Why sports software became personal

Saulo playing tennis

My commitment to sports apps comes from something very simple: I actually care about the world they serve.

Tennis has been a real part of my life for years through tournaments, club participation, and local competition. That closeness made it easier to see the everyday friction around sports communities: disorganized communication, weak visibility for clubs, scattered tournament management, and too many manual processes everywhere.

That is why EntrenoLibre never felt like a random startup idea.

It felt like a product I had reasons to keep believing in.

Not because I liked the category. Because I knew the reality.

What changed

Over time, the project became more concrete.

Instead of staying broad as a general sports-tech concept, EntrenoLibre evolved into a much more focused product: a platform for organizing sports events, managing registrations and matches, sharing live results, and giving clubs and organizers better visibility with their communities.

That current positioning is clearly reflected on the site today, where EntrenoLibre is presented around:

  • creating sports events
  • managing registrations, matches, brackets, and scores
  • sharing live updates with the community
  • helping clubs and organizers communicate tournaments more effectively

I think that evolution was a strength, not a contradiction.

The original version helped validate the space. The later version clarified the product.

What I want to highlight from that journey

One of the most important things about EntrenoLibre was never just the product itself.

It was the process behind it.

This was a real attempt to understand a market, build an MVP, test assumptions, gather feedback, and make strategic decisions with a small team trying to find the strongest version of the idea.

That is why I still see that early phase as valuable.

It proved that the project could gain external recognition. It proved that the idea had enough substance to enter serious entrepreneurship spaces. And it proved that we were able to work as a small team around research, product thinking, and execution.
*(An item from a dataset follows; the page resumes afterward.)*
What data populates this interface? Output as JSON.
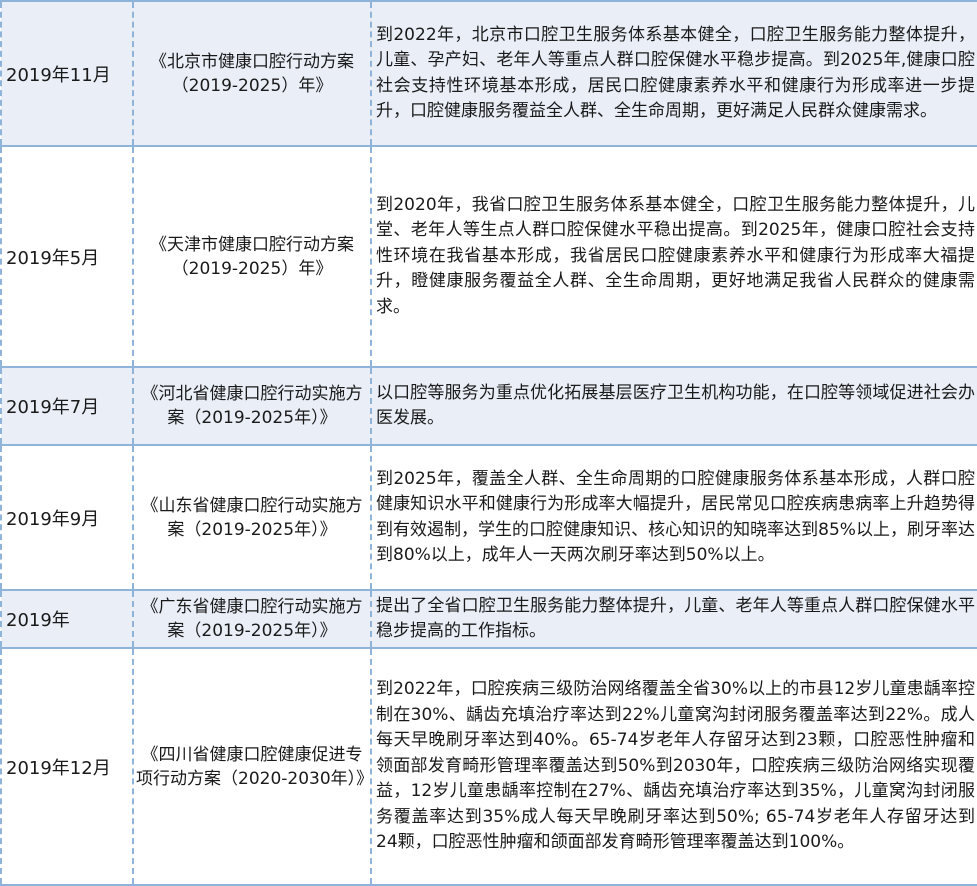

Later, the pivot made the value proposition sharper.

The project moved closer to a very concrete problem: helping sports organizers and clubs run events better, communicate results in real time, and create a better experience around tournaments and community participation.

Looking back, that journey feels honest.

Not a straight line. But a real one.

And in product work, that often matters more.

Because sometimes the first version gives you the ambition. The pivot gives you the clarity.